“Millennials are less sexually active as young adults than previous generations were. On the surface, that looks great: They appear to be less disposed toward risky behaviors, better at saying no to unwanted encounters, more motivated to study, work and make money, which could lead to more financially secure, happier families. Yet there could be an ugly side to this that could turn what looks like increased responsibility into a demographic threat. “
Although I’ve understood the principles that older populations spend less, and that a human population peaks and then declines towards a more stable level (stable, not necessarily sustainable), the above article still surprised me. I think it’s because of the timing: I’d not have guessed this could happen to a generation as early as the Millennials.
Perhaps the speed of this development is a logical consequence of the (potentially) better availability of data via the internet.

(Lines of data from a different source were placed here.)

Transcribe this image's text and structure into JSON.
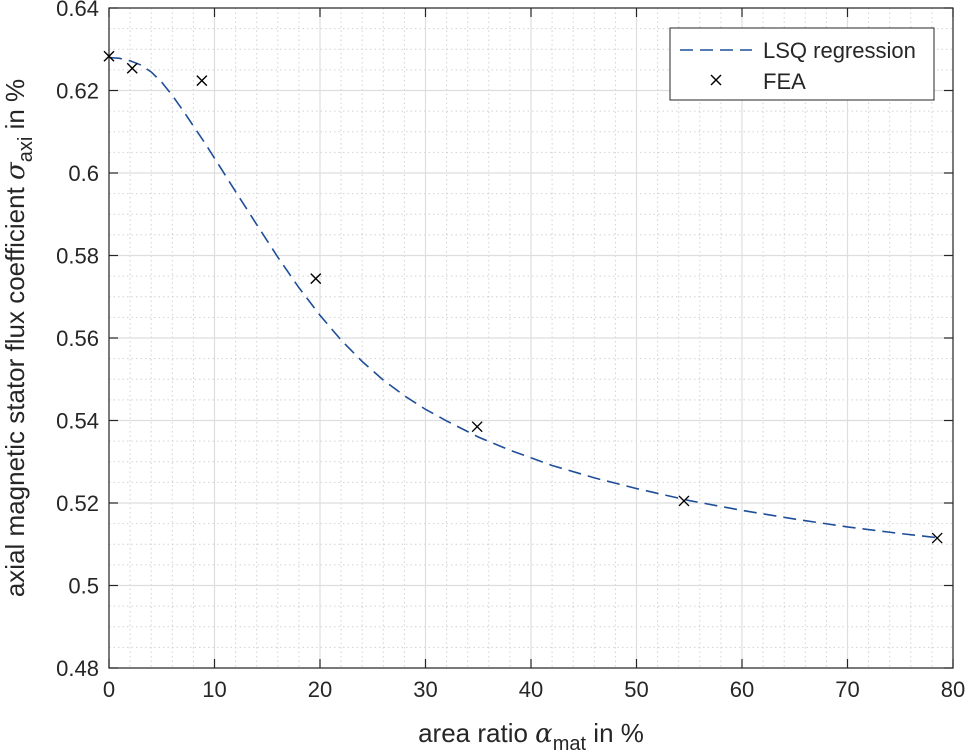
{
  "chart_data": {
    "type": "line",
    "xlabel": {
      "prefix": "area ratio ",
      "symbol": "α",
      "subscript": "mat",
      "suffix": " in %"
    },
    "ylabel": {
      "prefix": "axial magnetic stator flux coefficient ",
      "symbol": "σ",
      "subscript": "axi",
      "suffix": " in %"
    },
    "xlim": [
      0,
      80
    ],
    "ylim": [
      0.48,
      0.64
    ],
    "xticks": [
      0,
      10,
      20,
      30,
      40,
      50,
      60,
      70,
      80
    ],
    "xtick_labels": [
      "0",
      "10",
      "20",
      "30",
      "40",
      "50",
      "60",
      "70",
      "80"
    ],
    "yticks": [
      0.48,
      0.5,
      0.52,
      0.54,
      0.56,
      0.58,
      0.6,
      0.62,
      0.64
    ],
    "ytick_labels": [
      "0.48",
      "0.5",
      "0.52",
      "0.54",
      "0.56",
      "0.58",
      "0.6",
      "0.62",
      "0.64"
    ],
    "grid": true,
    "minor_grid": true,
    "legend_position": "top-right",
    "series": [
      {
        "name": "LSQ regression",
        "style": "dashed-line",
        "color": "#1f4e99",
        "x": [
          0,
          1,
          2,
          3,
          4,
          5,
          6,
          7,
          8,
          9,
          10,
          12,
          14,
          16,
          18,
          20,
          22,
          24,
          26,
          28,
          30,
          32,
          35,
          38,
          42,
          46,
          50,
          55,
          60,
          65,
          70,
          75,
          78.5
        ],
        "y": [
          0.628,
          0.6278,
          0.6272,
          0.6262,
          0.6245,
          0.622,
          0.6188,
          0.6152,
          0.6114,
          0.6076,
          0.6036,
          0.5955,
          0.5875,
          0.5796,
          0.5722,
          0.5655,
          0.5595,
          0.5543,
          0.5498,
          0.546,
          0.5427,
          0.5399,
          0.536,
          0.5328,
          0.5291,
          0.5261,
          0.5235,
          0.5206,
          0.5182,
          0.5161,
          0.5142,
          0.5126,
          0.5116
        ]
      },
      {
        "name": "FEA",
        "style": "x-markers",
        "color": "#000000",
        "x": [
          0,
          2.2,
          8.8,
          19.6,
          34.9,
          54.5,
          78.5
        ],
        "y": [
          0.6283,
          0.6254,
          0.6224,
          0.5744,
          0.5385,
          0.5205,
          0.5115
        ]
      }
    ]
  }
}
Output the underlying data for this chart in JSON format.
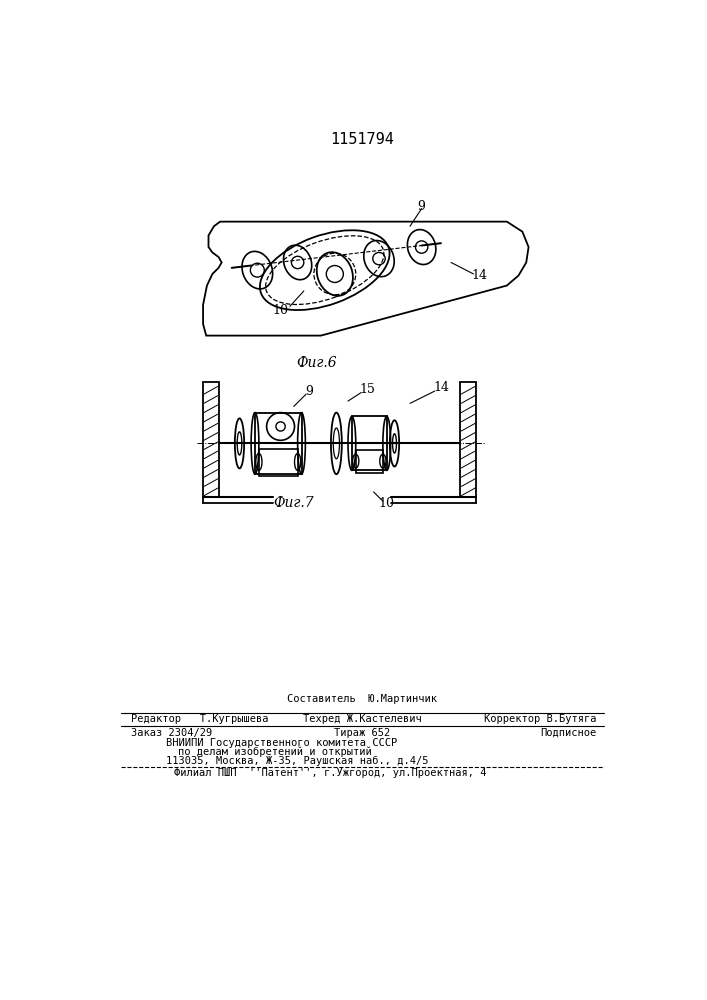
{
  "patent_number": "1151794",
  "bg_color": "#ffffff",
  "line_color": "#000000",
  "fig6_label": "Фиг.6",
  "fig7_label": "Фиг.7",
  "label_9": "9",
  "label_10": "10",
  "label_14": "14",
  "label_15": "15",
  "footer_composer": "Составитель  Ю.Мартинчик",
  "footer_editor": "Редактор   Т.Кугрышева",
  "footer_tekhred": "Техред Ж.Кастелевич",
  "footer_corrector": "Корректор В.Бутяга",
  "footer_zakaz": "Заказ 2304/29",
  "footer_tirazh": "Тираж 652",
  "footer_podpisnoe": "Подписное",
  "footer_vniiipi": "ВНИИПИ Государственного комитета СССР",
  "footer_dela": "по делам изобретений и открытий",
  "footer_address": "113035, Москва, Ж-35, Раушская наб., д.4/5",
  "footer_filial": "Филиал ПШП  ''Патент'', г.Ужгород, ул.Проектная, 4"
}
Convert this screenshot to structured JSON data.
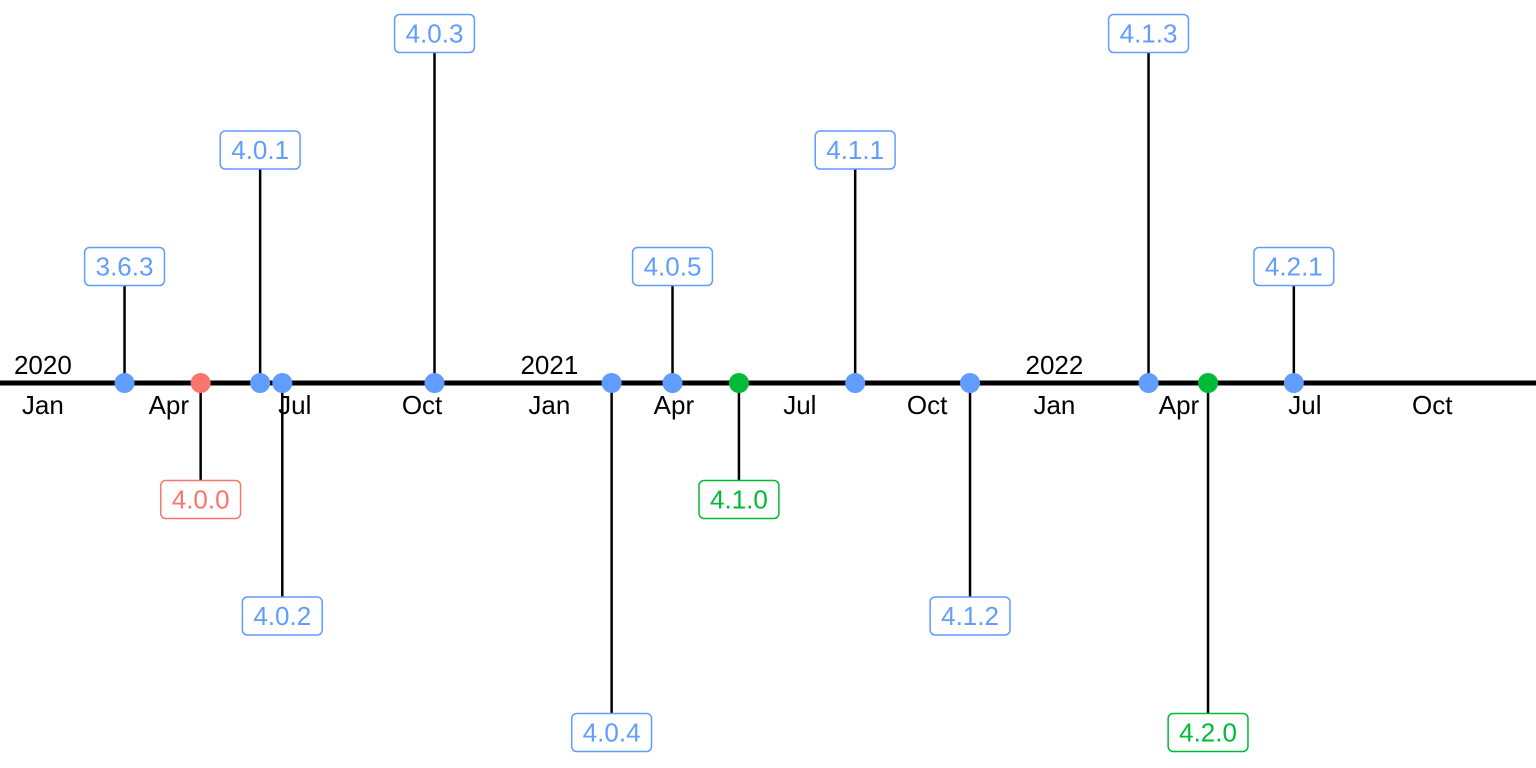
{
  "chart_data": {
    "type": "timeline",
    "title": "",
    "x_range": [
      "2019-12-01",
      "2022-12-15"
    ],
    "colors": {
      "axis": "#000000",
      "stem": "#000000",
      "patch": "#619CFF",
      "major": "#F8766D",
      "minor": "#00BA38"
    },
    "month_ticks": [
      {
        "date": "2020-01-01",
        "label": "Jan"
      },
      {
        "date": "2020-04-01",
        "label": "Apr"
      },
      {
        "date": "2020-07-01",
        "label": "Jul"
      },
      {
        "date": "2020-10-01",
        "label": "Oct"
      },
      {
        "date": "2021-01-01",
        "label": "Jan"
      },
      {
        "date": "2021-04-01",
        "label": "Apr"
      },
      {
        "date": "2021-07-01",
        "label": "Jul"
      },
      {
        "date": "2021-10-01",
        "label": "Oct"
      },
      {
        "date": "2022-01-01",
        "label": "Jan"
      },
      {
        "date": "2022-04-01",
        "label": "Apr"
      },
      {
        "date": "2022-07-01",
        "label": "Jul"
      },
      {
        "date": "2022-10-01",
        "label": "Oct"
      }
    ],
    "year_ticks": [
      {
        "date": "2020-01-01",
        "label": "2020"
      },
      {
        "date": "2021-01-01",
        "label": "2021"
      },
      {
        "date": "2022-01-01",
        "label": "2022"
      }
    ],
    "releases": [
      {
        "version": "3.6.3",
        "date": "2020-02-29",
        "level": 1,
        "type": "patch"
      },
      {
        "version": "4.0.0",
        "date": "2020-04-24",
        "level": -1,
        "type": "major"
      },
      {
        "version": "4.0.1",
        "date": "2020-06-06",
        "level": 2,
        "type": "patch"
      },
      {
        "version": "4.0.2",
        "date": "2020-06-22",
        "level": -2,
        "type": "patch"
      },
      {
        "version": "4.0.3",
        "date": "2020-10-10",
        "level": 3,
        "type": "patch"
      },
      {
        "version": "4.0.4",
        "date": "2021-02-15",
        "level": -3,
        "type": "patch"
      },
      {
        "version": "4.0.5",
        "date": "2021-03-31",
        "level": 1,
        "type": "patch"
      },
      {
        "version": "4.1.0",
        "date": "2021-05-18",
        "level": -1,
        "type": "minor"
      },
      {
        "version": "4.1.1",
        "date": "2021-08-10",
        "level": 2,
        "type": "patch"
      },
      {
        "version": "4.1.2",
        "date": "2021-11-01",
        "level": -2,
        "type": "patch"
      },
      {
        "version": "4.1.3",
        "date": "2022-03-10",
        "level": 3,
        "type": "patch"
      },
      {
        "version": "4.2.0",
        "date": "2022-04-22",
        "level": -3,
        "type": "minor"
      },
      {
        "version": "4.2.1",
        "date": "2022-06-23",
        "level": 1,
        "type": "patch"
      }
    ]
  }
}
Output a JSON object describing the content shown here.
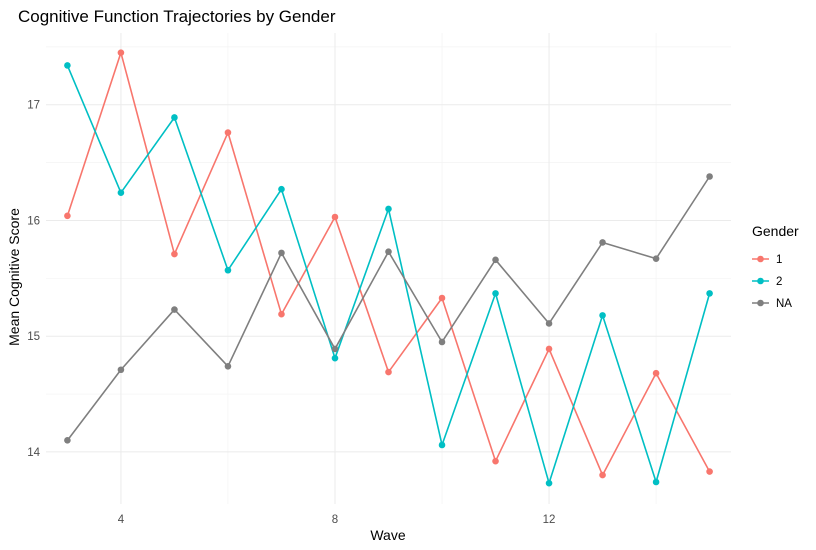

“Like most of the Western world, Sweden has a birthrate of less than two children per woman (propped up by much higher birth rates among the country's growing Muslim community), and it might like young people to be a little more irresponsible, as they used to be in an age before Tinder and ubiquitous online porn.”
If true, then it suggests that the author of the piece holds the assumption that the economic development of 1945-1970 should continue in perpetuity. As if it would be possible to do.
But, in reality, we are going to be much better off to live without our means instead of carrying on spending on credit laundered via a public sector welfare state.